Officially opened last semester after a two-year long construction period, the Smith Suicide Forest has thus far been, in the words of the Director of Common Spaces Julie Crites, an “unequivocal success.” “Whereas, previously, students would take their lives in the comfort of their own home during a college-enforced leave of absence,” continues Crites, “the Suicide Forest has transformed an otherwise lonely, isolated experience into one mass, communal activity.” And the statistics speak for themselves. “The undergraduate population has already dropped from 6,700 to just below 5,000, which means that fewer students are attending classes and eating at dining halls. As a result, many of the newly unemployed professors, TFs, and HUDS workers have begun to frequent the Suicide Forest as well.”
Strolling through the Suicide Forest, it’s easy to see why the space is so popular within the Harvard community. Colorful sofas adorn every floor of the forest, where, on any given night, you’re likely to find no fewer than twenty undergrads disemblowing themselves with the complimentary katanas Swissbäkers provides with every purchase of a Jumbo Pretzel. If you venture up to the third floor, you’ll come across a gorgeous roof garden. Embodying the very essence of tranquility and seclusion—which, God knows, are two things Harvard students could use a little more of—the roof garden is hands down the best spot on campus to throw yourself off of and then hurtle into the rush hour traffic below. And for those thrillseekers amongst us who desire an even more intense and visceral way of ending their lives, you’ll be pleased to know that the Suicide Forest has partnered with the MBTA to allow visitors direct access to the Harvard Square T station through a basement tunnel. I know that I’ve said this before in many previous articles, but this time I truly mean it: getting absolutely pancaked by a red-line train has never been easier.

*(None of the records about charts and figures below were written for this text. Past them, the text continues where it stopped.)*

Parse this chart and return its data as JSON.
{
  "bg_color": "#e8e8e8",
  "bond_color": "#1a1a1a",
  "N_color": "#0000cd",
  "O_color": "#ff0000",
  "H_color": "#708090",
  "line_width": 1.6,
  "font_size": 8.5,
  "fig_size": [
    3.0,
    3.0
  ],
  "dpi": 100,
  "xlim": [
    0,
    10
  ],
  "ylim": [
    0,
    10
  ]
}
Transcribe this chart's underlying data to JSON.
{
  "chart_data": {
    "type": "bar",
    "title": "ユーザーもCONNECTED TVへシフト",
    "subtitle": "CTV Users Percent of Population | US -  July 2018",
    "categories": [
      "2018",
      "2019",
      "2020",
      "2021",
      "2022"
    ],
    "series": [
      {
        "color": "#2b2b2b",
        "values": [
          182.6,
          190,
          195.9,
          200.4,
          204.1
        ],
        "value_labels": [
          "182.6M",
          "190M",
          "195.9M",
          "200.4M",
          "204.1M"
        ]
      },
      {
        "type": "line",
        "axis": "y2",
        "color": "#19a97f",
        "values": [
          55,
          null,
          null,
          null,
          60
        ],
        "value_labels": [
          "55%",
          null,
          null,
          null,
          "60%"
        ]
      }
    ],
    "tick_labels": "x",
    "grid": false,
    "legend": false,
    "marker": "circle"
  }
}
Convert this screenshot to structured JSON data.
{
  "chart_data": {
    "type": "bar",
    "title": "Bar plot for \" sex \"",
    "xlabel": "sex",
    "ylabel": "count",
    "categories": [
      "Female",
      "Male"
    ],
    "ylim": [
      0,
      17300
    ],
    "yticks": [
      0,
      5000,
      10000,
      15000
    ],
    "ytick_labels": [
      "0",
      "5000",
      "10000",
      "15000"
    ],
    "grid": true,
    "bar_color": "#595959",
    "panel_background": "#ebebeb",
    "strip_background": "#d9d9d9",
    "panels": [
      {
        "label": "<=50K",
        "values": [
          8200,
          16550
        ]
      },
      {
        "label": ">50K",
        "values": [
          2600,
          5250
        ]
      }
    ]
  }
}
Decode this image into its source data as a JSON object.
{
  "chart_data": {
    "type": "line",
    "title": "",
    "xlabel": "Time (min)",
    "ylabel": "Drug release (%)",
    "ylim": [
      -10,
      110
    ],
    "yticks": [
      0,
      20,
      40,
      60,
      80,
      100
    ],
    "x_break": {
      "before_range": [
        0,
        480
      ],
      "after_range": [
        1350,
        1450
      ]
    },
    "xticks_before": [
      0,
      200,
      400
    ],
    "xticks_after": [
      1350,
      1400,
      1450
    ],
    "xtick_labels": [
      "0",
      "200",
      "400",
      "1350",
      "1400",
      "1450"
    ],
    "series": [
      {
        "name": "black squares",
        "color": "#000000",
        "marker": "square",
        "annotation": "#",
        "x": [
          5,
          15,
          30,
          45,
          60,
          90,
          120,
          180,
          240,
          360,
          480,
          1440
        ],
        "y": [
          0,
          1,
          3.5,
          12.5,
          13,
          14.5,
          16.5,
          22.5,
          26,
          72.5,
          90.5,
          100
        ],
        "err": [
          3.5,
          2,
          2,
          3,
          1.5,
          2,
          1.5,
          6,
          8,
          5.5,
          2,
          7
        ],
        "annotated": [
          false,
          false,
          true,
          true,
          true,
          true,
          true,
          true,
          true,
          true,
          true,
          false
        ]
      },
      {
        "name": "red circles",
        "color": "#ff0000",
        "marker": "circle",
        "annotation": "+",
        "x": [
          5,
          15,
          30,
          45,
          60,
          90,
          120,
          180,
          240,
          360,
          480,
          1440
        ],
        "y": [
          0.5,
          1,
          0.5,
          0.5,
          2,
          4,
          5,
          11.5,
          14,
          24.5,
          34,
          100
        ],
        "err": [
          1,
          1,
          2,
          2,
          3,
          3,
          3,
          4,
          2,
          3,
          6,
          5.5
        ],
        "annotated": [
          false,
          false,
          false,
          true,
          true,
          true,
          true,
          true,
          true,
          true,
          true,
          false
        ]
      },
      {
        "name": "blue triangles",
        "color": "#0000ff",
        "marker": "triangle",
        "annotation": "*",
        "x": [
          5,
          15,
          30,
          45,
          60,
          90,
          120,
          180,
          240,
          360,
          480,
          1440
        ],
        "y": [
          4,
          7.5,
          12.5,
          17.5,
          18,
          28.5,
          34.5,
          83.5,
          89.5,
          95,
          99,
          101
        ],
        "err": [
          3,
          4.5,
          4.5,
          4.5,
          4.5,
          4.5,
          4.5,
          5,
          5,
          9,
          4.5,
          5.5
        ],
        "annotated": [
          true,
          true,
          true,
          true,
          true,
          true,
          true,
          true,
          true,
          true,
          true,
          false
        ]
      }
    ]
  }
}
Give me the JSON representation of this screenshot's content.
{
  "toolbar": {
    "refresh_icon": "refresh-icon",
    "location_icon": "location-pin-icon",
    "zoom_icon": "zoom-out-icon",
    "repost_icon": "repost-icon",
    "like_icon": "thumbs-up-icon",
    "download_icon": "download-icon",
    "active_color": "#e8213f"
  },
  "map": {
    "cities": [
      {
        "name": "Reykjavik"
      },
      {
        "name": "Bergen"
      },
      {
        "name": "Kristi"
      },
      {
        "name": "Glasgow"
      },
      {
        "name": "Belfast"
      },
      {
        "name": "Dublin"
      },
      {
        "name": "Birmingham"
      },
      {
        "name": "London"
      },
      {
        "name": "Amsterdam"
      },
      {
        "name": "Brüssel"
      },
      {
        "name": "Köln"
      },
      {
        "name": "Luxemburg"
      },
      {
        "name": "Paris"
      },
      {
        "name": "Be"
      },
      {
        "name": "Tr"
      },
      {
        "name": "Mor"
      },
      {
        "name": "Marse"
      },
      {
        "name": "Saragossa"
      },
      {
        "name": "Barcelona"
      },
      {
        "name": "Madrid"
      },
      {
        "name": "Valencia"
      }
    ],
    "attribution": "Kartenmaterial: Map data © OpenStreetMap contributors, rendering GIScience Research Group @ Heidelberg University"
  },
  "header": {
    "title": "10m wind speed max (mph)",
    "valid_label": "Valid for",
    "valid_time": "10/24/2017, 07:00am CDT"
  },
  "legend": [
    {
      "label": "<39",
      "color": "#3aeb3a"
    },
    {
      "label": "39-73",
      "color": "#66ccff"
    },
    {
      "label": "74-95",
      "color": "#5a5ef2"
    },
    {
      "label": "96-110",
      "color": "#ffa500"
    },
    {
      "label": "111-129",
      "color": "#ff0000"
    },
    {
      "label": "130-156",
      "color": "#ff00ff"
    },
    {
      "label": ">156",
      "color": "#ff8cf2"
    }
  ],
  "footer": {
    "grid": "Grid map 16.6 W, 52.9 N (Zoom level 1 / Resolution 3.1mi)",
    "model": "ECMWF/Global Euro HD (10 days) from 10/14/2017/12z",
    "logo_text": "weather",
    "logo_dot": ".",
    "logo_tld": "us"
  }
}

Yet, the existence of the Suicide Forest has not been met without criticism. Most notably, some students feel that the space only demonstrates a surface-level commitment to sustainability. “While I suppose it is somewhat commendable that the carbon monoxide chambers were built without the use of harmful chemicals,” says Chair of the Harvard College Environmental Action Committee Sunny B. Jain, “I nonetheless take serious issue with the fact that the fifty toasters teetering on the edge of the fourth floor swimming pool use up an enormous amount of electricity—which, keep in mind, is not even renewable but coal-powered.”
However, at this stage, the Suicide Forest is still in its infancy, and as it seeks to improve and refine itself over the coming months, it will undoubtedly take such concerns into account. After all, as Crites is quick to remind me, the leaders of Rome didn’t kill themselves in a day.